Nestor Camacho, 25, die wandelnde Fitnessreklame mit der Dauerangst, "Scheiße zu bauen", latino-Polizist auf Probe bei der Marine Patrol, wird vom americano-weißen Sergeant einen Bootsmast hochgejagt. Oben hängt ein Kubaner. Nestor wird zum Helden, weil er ihn rettet, und gleichzeitig zur Hassfigur für immer mehr Nicht-americanos auf der Brücke nebenan, denn der Mann wird verhaftet und wohl zurück nach Castroland geschickt. Und das alles nur, weil Nestor, der Kubaner der zweiten Generation, kein Spanisch spricht.

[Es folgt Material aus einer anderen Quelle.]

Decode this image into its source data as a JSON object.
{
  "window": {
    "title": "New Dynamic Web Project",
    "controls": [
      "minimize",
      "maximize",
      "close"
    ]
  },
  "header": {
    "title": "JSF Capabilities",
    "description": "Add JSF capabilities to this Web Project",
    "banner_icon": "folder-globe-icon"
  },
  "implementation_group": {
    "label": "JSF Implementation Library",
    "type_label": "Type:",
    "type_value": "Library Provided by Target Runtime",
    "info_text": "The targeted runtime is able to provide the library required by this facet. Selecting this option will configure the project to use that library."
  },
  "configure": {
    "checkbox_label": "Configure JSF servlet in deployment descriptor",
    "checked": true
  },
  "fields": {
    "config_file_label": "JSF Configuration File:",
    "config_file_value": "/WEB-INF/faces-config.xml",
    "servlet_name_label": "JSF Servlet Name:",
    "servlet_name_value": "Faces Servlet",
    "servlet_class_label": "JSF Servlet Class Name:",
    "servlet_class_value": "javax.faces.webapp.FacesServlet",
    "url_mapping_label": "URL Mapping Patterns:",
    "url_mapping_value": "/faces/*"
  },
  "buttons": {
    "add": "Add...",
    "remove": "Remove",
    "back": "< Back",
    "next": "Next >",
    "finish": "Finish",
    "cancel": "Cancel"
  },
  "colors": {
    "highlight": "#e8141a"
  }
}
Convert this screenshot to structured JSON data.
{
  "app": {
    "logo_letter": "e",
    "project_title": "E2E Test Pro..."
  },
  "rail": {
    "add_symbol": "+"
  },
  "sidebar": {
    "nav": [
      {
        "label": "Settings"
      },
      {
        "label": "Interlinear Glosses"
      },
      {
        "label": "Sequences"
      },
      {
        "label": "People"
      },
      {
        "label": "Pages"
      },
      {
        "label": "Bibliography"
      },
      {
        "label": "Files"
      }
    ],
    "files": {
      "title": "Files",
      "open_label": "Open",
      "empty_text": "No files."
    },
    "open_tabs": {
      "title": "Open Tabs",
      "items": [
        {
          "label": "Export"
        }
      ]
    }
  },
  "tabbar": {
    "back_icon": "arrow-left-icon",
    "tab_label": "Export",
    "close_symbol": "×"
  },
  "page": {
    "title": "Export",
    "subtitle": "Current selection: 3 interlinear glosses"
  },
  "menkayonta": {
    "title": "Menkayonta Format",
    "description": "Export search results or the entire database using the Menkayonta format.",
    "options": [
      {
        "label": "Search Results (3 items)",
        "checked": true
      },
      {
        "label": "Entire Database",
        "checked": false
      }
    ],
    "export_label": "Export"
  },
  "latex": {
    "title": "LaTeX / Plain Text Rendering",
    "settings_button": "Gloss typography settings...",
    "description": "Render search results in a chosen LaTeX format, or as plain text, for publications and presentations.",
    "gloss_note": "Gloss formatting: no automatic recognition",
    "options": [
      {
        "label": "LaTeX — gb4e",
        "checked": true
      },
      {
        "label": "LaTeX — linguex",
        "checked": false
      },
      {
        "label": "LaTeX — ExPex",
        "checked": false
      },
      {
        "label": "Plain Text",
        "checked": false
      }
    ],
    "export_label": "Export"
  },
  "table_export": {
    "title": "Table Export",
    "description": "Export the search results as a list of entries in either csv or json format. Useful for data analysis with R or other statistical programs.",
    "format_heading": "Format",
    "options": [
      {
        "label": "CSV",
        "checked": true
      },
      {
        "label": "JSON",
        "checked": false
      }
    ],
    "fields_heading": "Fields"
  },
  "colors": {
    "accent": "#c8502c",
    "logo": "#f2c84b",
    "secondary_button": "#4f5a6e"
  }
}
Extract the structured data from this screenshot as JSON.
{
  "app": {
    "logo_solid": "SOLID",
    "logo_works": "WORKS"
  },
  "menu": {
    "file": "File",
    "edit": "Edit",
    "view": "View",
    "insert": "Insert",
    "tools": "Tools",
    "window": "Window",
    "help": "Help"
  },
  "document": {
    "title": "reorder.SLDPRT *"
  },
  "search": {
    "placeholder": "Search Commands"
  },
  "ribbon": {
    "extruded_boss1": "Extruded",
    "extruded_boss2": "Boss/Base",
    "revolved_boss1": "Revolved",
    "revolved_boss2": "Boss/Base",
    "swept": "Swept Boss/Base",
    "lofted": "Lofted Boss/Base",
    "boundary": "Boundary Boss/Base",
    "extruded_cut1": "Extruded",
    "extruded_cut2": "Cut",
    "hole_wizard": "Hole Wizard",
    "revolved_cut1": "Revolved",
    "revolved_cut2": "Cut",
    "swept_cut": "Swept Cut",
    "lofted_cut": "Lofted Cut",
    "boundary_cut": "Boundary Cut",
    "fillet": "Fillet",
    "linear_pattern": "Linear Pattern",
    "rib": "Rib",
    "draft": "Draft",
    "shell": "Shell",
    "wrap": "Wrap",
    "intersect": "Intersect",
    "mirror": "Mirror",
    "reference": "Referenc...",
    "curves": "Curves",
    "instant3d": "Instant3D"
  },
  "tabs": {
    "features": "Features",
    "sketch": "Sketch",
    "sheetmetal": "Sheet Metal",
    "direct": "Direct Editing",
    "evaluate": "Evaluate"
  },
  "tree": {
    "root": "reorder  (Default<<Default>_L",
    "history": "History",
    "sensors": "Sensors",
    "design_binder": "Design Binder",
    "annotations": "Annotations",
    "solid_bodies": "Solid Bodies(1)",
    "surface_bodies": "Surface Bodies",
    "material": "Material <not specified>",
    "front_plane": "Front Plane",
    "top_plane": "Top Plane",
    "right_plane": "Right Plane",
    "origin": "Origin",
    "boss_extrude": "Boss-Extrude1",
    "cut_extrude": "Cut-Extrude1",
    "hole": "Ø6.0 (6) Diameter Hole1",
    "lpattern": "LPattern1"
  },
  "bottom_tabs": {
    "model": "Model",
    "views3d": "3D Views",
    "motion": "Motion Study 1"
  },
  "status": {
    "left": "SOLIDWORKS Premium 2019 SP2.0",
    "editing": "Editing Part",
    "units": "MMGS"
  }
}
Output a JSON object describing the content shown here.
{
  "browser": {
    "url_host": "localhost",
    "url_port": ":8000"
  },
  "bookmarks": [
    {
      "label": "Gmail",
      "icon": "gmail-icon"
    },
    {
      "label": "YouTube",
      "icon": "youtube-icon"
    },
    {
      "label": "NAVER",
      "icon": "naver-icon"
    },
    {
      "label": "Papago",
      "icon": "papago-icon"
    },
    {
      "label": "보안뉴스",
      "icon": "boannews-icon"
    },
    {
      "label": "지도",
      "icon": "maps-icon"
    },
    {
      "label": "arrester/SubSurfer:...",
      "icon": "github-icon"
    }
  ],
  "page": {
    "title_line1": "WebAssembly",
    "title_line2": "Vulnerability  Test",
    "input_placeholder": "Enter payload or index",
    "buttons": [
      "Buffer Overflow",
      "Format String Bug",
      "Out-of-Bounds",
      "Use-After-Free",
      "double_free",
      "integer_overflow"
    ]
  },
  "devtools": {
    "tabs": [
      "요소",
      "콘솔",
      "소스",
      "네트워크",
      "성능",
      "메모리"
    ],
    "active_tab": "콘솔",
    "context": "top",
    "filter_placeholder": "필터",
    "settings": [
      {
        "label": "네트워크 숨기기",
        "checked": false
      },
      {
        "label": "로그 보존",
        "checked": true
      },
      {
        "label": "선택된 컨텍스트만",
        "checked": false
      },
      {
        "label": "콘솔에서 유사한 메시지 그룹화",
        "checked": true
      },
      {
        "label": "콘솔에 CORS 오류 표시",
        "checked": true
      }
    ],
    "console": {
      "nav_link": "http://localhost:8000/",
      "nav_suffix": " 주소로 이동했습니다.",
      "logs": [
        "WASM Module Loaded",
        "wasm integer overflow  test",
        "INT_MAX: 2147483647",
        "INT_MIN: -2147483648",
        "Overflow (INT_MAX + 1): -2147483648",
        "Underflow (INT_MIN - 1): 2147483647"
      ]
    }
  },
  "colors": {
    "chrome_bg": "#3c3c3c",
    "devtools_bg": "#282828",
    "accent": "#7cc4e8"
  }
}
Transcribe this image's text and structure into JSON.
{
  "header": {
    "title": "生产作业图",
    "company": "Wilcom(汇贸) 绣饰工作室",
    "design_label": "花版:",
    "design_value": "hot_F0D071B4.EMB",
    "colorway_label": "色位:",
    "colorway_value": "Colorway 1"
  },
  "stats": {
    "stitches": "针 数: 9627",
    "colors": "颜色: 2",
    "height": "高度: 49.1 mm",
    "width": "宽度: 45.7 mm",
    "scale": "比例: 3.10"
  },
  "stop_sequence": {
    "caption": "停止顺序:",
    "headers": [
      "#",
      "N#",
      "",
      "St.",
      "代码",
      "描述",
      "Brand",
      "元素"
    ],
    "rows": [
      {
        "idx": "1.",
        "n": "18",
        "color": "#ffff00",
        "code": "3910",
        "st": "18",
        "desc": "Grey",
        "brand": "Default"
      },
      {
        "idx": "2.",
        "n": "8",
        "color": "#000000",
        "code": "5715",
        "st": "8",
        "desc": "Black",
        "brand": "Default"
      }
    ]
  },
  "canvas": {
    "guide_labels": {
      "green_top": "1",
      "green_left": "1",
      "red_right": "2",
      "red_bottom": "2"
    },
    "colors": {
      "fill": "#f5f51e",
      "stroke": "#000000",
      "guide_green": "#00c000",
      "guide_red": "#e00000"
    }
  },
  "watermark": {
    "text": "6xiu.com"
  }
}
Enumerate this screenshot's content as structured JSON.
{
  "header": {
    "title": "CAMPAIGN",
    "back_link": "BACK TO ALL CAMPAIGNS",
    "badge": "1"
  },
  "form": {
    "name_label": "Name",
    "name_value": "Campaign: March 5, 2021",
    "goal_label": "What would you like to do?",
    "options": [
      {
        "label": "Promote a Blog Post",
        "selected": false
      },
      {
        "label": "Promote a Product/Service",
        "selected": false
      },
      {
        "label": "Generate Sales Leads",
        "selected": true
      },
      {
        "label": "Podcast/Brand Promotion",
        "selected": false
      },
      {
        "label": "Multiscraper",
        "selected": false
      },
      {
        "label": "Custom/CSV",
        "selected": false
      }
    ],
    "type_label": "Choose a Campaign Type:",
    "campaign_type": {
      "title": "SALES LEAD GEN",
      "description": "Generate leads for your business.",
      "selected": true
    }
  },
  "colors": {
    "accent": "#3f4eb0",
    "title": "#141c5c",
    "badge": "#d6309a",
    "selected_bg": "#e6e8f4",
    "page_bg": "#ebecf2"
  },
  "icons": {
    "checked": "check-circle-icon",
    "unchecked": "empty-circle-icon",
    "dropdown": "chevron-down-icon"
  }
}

Er wird zum Spielball der vertrackten Dynamiken von Macht, Medien, Mehrheiten, Minderheiten und political correctness quer durch sämtliche ethnischen, sozialen, kriminellen Milieus. Was Wolfe da inszeniert hat, ist ein Parforce-Ritt sondergleichen, ein geradezu unverschämt leichtfüßig erzählter und von Wolfgang Müller ebenso lässig gut übersetzter echter Pageturner.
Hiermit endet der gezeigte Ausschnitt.